I feel sucker punched. “The reason they want me in the sanctioned fight is because everyone thinks I’ll be crushed and it’ll be fun as hell to do it in public.”

Haley won’t meet my eyes and she shifts.

“Do you think they’ll crush me?” A heaviness bears down on my stomach. Haley returned for me that night and this fight is the only way I can repay that gift.

“I don’t know,” she says quietly. “This isn’t a movie or a TV show where the guy practices a few times, then takes on the world champ and wins. Matt and Conner and Jax and Kaden...they’ve trained for years and they still aren’t good enough to go pro. I’m hoping I have enough time to teach you how to defend yourself.”

An edginess claws its way into my muscles. “If you have no faith in me, then why the fuck are we here?”

Her head jerks up. “I feel awful you’re standing here in Jax and Kaden’s place. Every second of my day, I think about how to shove you out.”

“If you did figure out a way to shove me out, you’d be on your own to deal with Matt and Conner. When you’re busy taking care of and protecting everyone else, who’s protecting you?”

“I can take care of myself.”

I laugh and Haley straightens: a pissed-off, sexy warrior.

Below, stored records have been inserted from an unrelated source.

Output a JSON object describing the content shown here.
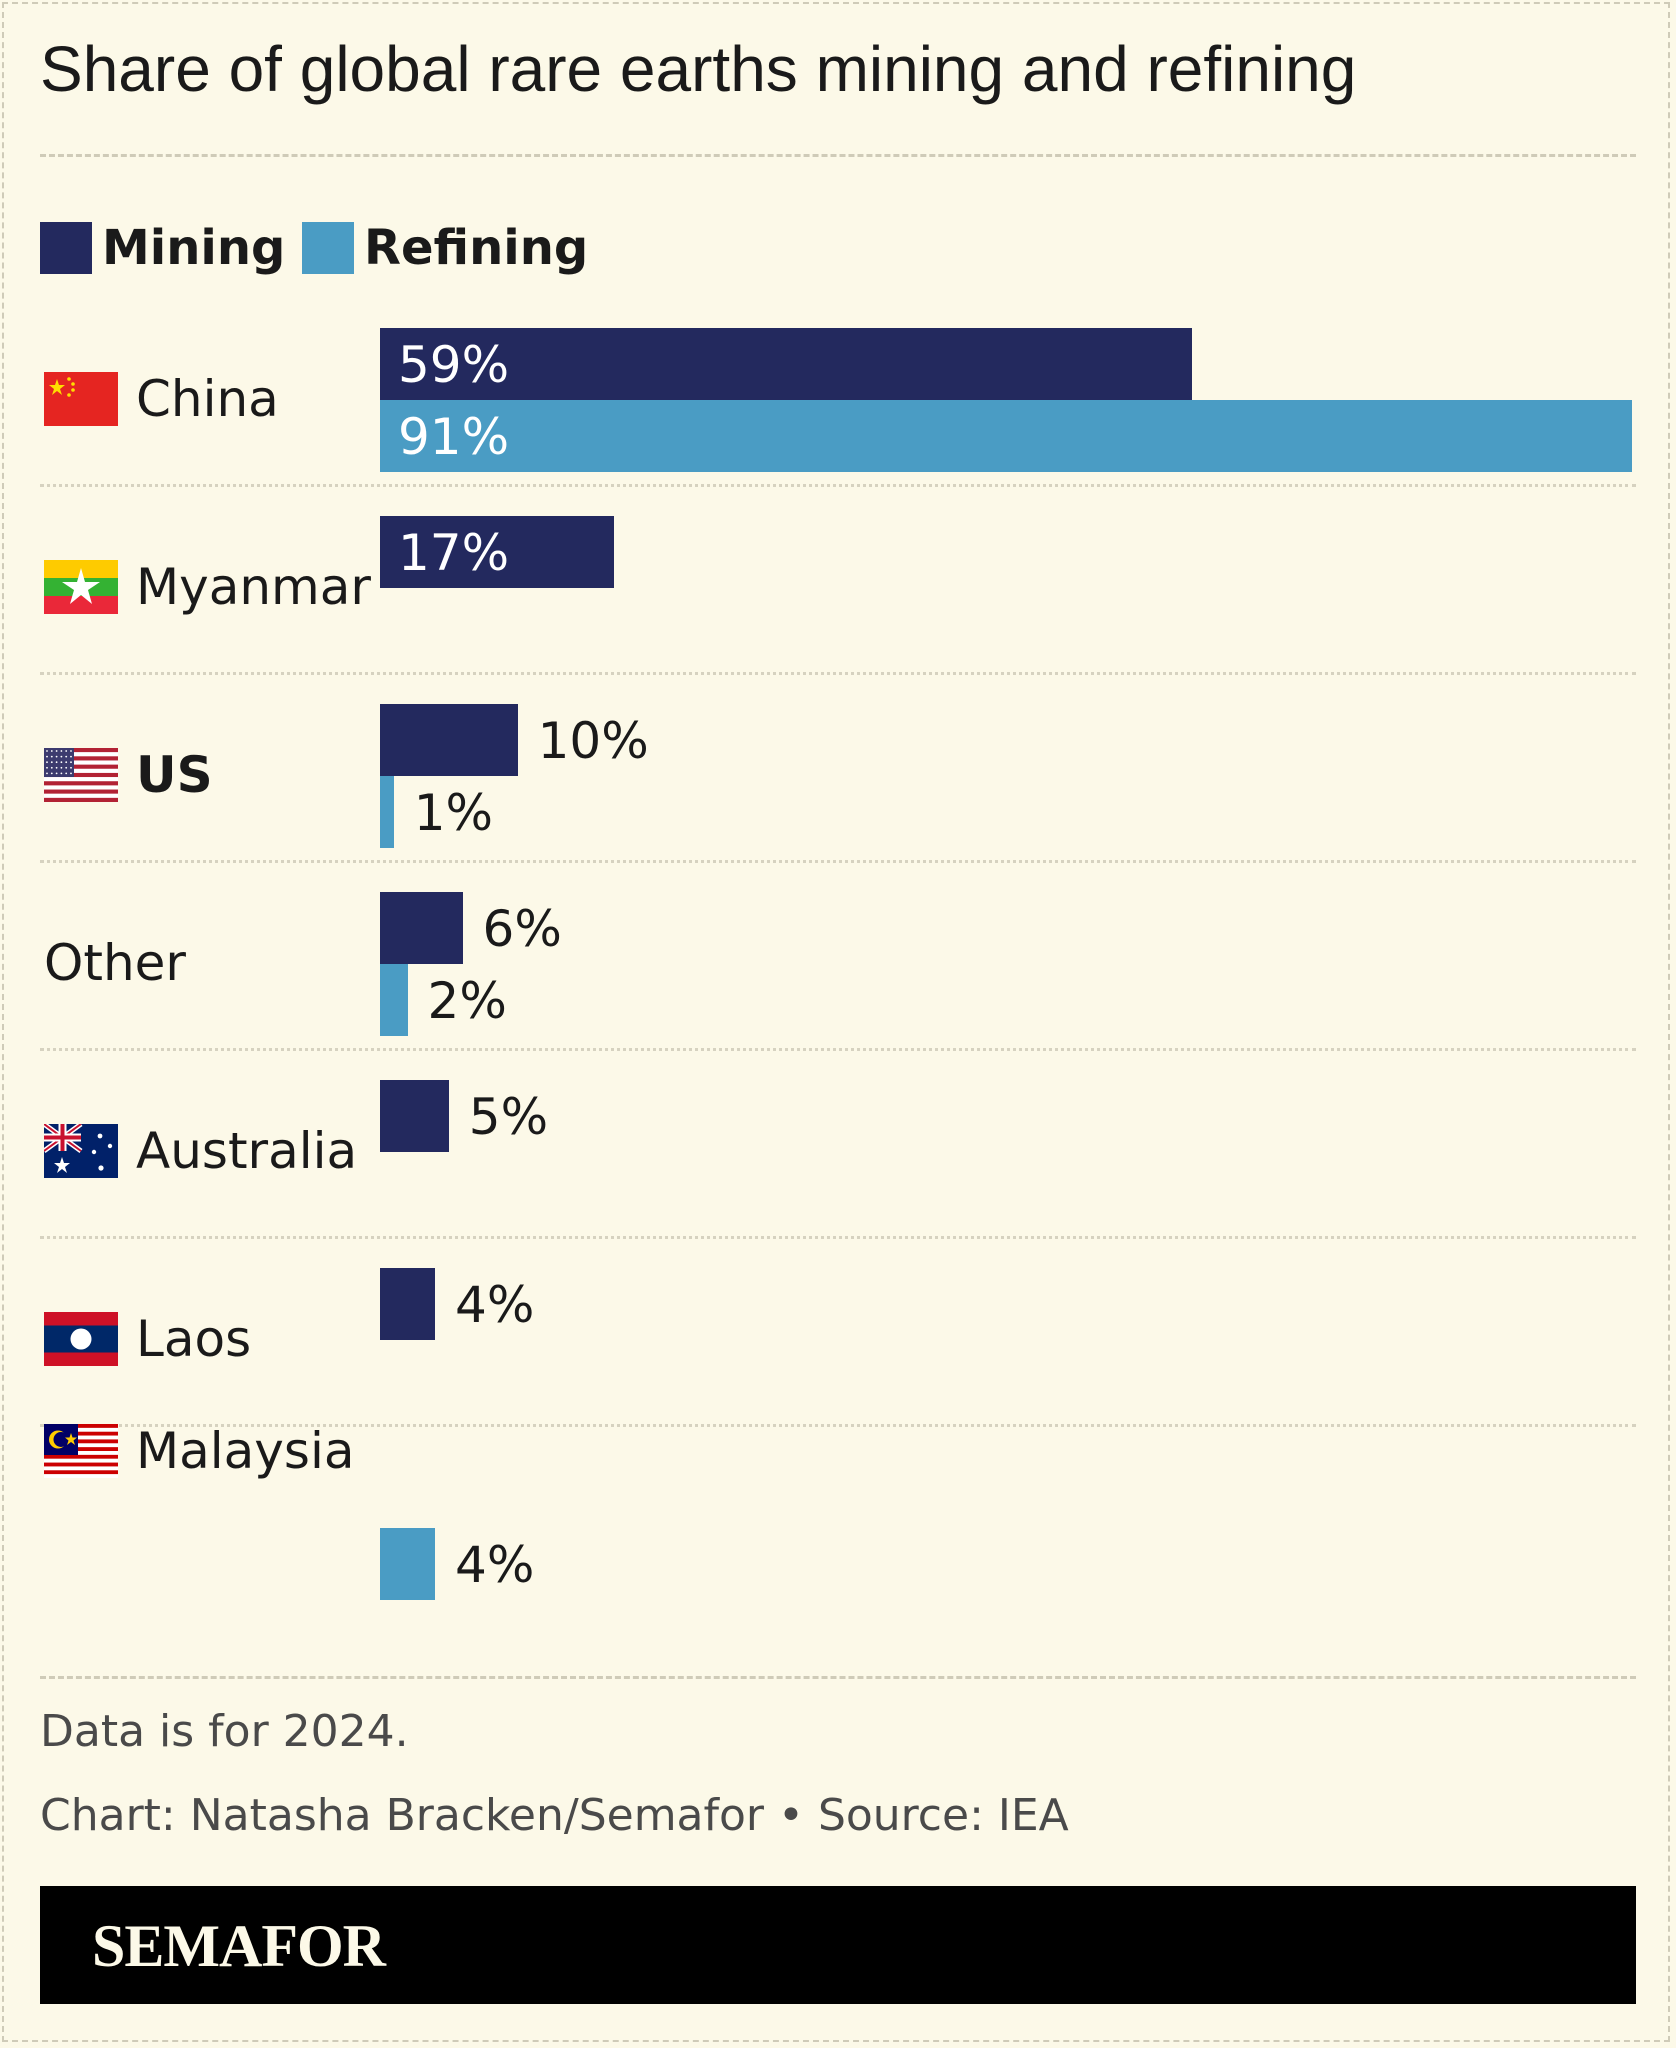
{
  "colors": {
    "mining": "#23295e",
    "refining": "#4a9cc4",
    "background": "#fcf9e8"
  },
  "chart_data": {
    "type": "bar",
    "orientation": "horizontal",
    "title": "Share of global rare earths mining and refining",
    "unit": "%",
    "xlim": [
      0,
      91
    ],
    "grid": false,
    "legend_position": "top-left",
    "legend": [
      {
        "key": "mining",
        "label": "Mining"
      },
      {
        "key": "refining",
        "label": "Refining"
      }
    ],
    "categories": [
      {
        "name": "China",
        "flag": "china-flag",
        "bold": false,
        "mining": 59,
        "mining_label": "59%",
        "refining": 91,
        "refining_label": "91%"
      },
      {
        "name": "Myanmar",
        "flag": "myanmar-flag",
        "bold": false,
        "mining": 17,
        "mining_label": "17%",
        "refining": null,
        "refining_label": null
      },
      {
        "name": "US",
        "flag": "us-flag",
        "bold": true,
        "mining": 10,
        "mining_label": "10%",
        "refining": 1,
        "refining_label": "1%"
      },
      {
        "name": "Other",
        "flag": null,
        "bold": false,
        "mining": 6,
        "mining_label": "6%",
        "refining": 2,
        "refining_label": "2%"
      },
      {
        "name": "Australia",
        "flag": "australia-flag",
        "bold": false,
        "mining": 5,
        "mining_label": "5%",
        "refining": null,
        "refining_label": null
      },
      {
        "name": "Laos",
        "flag": "laos-flag",
        "bold": false,
        "mining": 4,
        "mining_label": "4%",
        "refining": null,
        "refining_label": null
      },
      {
        "name": "Malaysia",
        "flag": "malaysia-flag",
        "bold": false,
        "mining": null,
        "mining_label": null,
        "refining": 4,
        "refining_label": "4%"
      }
    ]
  },
  "footer": {
    "note": "Data is for 2024.",
    "credit": "Chart: Natasha Bracken/Semafor • Source: IEA",
    "logo": "SEMAFOR"
  }
}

Give me all you’ve got, Haley, because right now, I’m handing it back. “Every time you think you have everything under control you don’t.”

“Says Mr. Disaster. You never think anything through and end up in messes like this and the guilt is on me if anything happens to you. Tap out of this right now, West. Walk away.”

“Do you always roll over and die? Since I’ve met you, you’re either running or scheming. The one thing you never do is fight.”

“I fought for you!” she shouts. “I fought for you and it cost me. It cost my whole family!”

“You’re not fighting for me now! You admitted you’re trying to shove me away!”

“Sometimes walking away is fighting!”

“Walking away is abandonment and I don’t abandon!”

I’m breathing hard and Haley’s eyes become glassy. “I...I...don’t abandon. I don’t.”

Her lower lip trembles and I’m so pissed at myself that I ram my wrapped fist into the bag. The bag swings and, when it returns, I smack it again. The strike feels clean and it feels powerful and I crave to do it again and again.

Haley blows out a shaky stream of air and I catch the bag. Our backs are turned toward each other, but I can see her in the mirror. It would be easier on me if she cried. Tears, for some reason, cause me to tune people out, but Haley doesn’t cry. Doesn’t even blink or wipe at her eyes. She wears the look of a person who continues to breathe though their soul is dead. It’s the same expression my mother wears when she sits in the room of her deceased daughter.

My insides ache as if salt is being poured into a million internal paper cuts. Haley never asked for any of this. “I’m sorry.”

It took me years to say that statement to Dad, yet only days to say it to Haley. I wish she understood how difficult those words are for me.